Из тех далеких дней моего детства мать встает передо мною светлым видением. Воспоминания о ней наполняют мою душу нежным трепетом. Вспоминаю себя ребенком. Зимняя ночь под воскресенье или под какой-то праздник. В углу перед киотом теплится лампадка. Пахнет свежевымытым полом и чем-то вкусным из печи. Я проснулся, лежу рядом с матерью, смотрю на висящее на стене полотенце, и оно представляется мне каким-то высоченным великаном. Я боюсь, жмусь к матери, и она тихонько целует меня и получше укутывает одеялом. И я вдруг догадываюсь, что это не великан, а просто полотенце. Страх проходит. И я спокойно засыпаю.
Вот я болею воспалением легких. Мне надоело лежать. Мать взяла меня на руки, старшая сестра подносит мне в ложке микстуру. Я не хочу ее принимать. Тогда мать кладет в ложку кусочек сахара, такое любимое лакомство в нашей семье. Я выпиваю из ложки лекарство.

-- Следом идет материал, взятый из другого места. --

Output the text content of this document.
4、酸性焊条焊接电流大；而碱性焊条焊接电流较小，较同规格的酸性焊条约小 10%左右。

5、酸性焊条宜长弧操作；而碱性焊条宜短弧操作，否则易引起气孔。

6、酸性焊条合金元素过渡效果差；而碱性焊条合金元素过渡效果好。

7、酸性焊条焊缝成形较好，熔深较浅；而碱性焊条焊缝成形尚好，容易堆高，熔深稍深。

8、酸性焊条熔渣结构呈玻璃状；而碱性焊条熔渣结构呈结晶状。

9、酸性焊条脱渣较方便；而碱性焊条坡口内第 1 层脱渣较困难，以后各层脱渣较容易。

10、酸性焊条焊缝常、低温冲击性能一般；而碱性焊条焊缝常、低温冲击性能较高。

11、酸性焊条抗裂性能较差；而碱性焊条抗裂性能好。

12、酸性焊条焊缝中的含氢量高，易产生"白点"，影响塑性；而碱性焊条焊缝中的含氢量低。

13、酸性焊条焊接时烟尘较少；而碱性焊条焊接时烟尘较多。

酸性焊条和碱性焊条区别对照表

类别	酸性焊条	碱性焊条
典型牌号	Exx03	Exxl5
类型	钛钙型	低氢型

Воскресное утро. Отец и старшая сестра ушли в церковь. Мать управляется у печи. Мы, трое малышей, занимаемся своими делами. Но вот раздается звон церковного колокола к «Достойно…», что означает скорое окончание службы. Услышав его, мать собирает всех нас вокруг себя, ставит на колени, становится на колени сама, и все начинаем молиться. Мать вслух читает «Богородице Дево, радуйся…», мы, не понимая смысла молитвы, повторяем за ней слова и кладем поклоны. Вскоре отец и сестра приходят из церкви. Отец говорит:
– Бог милости прислал.
Мать собирает на стол, приносит самовар, и все садимся завтракать и пить чай.
Вспоминается такая картина. Вечер. Отец читает письмо от живущего в Питере в мальчиках моего братца Или. Письмо хорошее, веселое, без жалоб, отец читает его весело, а мать почему-то грустно улыбается, называет Илюшу ласковыми именами, а по щекам у нее катятся крупные слезы.
Я не знаю брата Илю, как не знаю и братьев Васю и Ваню, которые уехали в Питер «в люди», когда я еще качался в зыбке. Но мать и отец часто вспоминают их, говорят о них ласково и любовно, иногда получают от кого-либо из них перевод на пять, на десять рублей, посылочку, а чаще письмо с вложенной в него маркой на ответное письмо.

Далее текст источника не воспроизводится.